According to an MIT study, learning a language allows you to distinguish colors in a new way.
- MIT researchers followed Chimanes, an ethnic group living in a remote part of Bolivia’s Amazon rainforest, to determine how spoken language might change the way we categorize colors.
- Scientists found that those who learned Spanish began to classify colors into more words.
- According to the study, learning a second language allows you to understand concepts that do not exist in your native language.
Although the human eye can perceive approximately 1 million colors, there are not that many words to describe them. And this, whatever the language used. On the other hand, the lexical field of some is much more extensive than others. For example, if the Spanish-speaking one has a dozen terms for basic colors, ithim of Chimanesan ethnic group living in a remote part of the Amazon rainforest of Bolivia, offers only three names of color, (corresponding to black, white and red) as well as two others used interchangeably to refer to green or blue.
Faced with this observation, a team from MIT wanted to determine how color perception can be influenced by contact with a new language.
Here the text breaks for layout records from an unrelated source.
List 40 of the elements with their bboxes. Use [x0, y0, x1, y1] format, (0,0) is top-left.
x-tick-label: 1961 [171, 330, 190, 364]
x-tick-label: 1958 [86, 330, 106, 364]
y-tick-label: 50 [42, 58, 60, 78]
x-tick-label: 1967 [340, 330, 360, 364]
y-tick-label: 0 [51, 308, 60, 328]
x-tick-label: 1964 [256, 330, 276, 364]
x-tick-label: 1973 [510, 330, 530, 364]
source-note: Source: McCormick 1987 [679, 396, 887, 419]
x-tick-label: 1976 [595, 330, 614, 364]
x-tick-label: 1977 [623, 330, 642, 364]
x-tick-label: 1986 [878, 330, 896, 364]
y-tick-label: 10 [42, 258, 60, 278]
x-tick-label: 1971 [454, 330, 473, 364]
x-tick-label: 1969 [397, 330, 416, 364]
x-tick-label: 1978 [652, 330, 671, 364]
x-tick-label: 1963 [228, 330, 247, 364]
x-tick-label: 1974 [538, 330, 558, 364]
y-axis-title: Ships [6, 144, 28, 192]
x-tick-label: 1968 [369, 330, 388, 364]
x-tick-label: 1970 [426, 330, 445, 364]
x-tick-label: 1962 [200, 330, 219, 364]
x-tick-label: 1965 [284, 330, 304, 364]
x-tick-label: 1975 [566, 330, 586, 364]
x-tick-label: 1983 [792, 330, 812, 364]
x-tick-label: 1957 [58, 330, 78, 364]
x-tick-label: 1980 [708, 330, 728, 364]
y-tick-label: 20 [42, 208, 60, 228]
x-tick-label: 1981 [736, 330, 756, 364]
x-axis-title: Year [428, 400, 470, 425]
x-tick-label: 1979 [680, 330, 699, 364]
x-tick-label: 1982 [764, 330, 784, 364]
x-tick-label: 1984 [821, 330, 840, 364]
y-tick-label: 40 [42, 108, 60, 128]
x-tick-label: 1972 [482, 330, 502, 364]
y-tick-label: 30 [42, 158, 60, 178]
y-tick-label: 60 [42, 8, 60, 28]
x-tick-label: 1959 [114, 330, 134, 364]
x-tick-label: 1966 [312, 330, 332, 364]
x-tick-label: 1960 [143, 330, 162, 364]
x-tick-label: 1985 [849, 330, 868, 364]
Bilinguals broaden their color distinction
American researchers have thus followed Chimanes. Some had learned Spanish, the others only spoke their mother tongue. They asked participants to perform two different tasks. In the first test, scientists showed volunteers 84 chips of different shades, one by one, and asked them to name them. In the second task, volunteers had to group the chips by color word. Bilinguals had to do these exercises in both languages.
Result : When performing this task in Spanish, bilinguals Chimanes have classified the colors with the traditional words of the Spanish language. In addition, they were much more accurate in distinguishing colors when they did so in their native language and began to classify them into more numerous categories.
For example, while there are no different words for blue and green in the language of Chimanespeople learning Spanish distinguished between the two. What their peers generally did not do monolinguists. On the other hand, instead of borrowing Spanish words for blue and green, they chose terms from their own language to describe them.
This research published in Psychological Science shows that contact between languages can influence the way people think about concepts such as color.
Learning a language introduces you to another way of thinking
“This is a great example of one of the main benefits of learning a second language: namely that you open up a different world view and different concepts which you can then import into your native language”, explained in a communicated Saima Malik Moraledaa graduate student in the Speech and Hearing Biosciences and Technologies Program at Harvard University and lead author of the study.
The researcher and her colleagues plan to carry out further work to verify that their discovery applies to other languages or to find out if other concepts, such as time, can also be “transmitted” when of learning another language.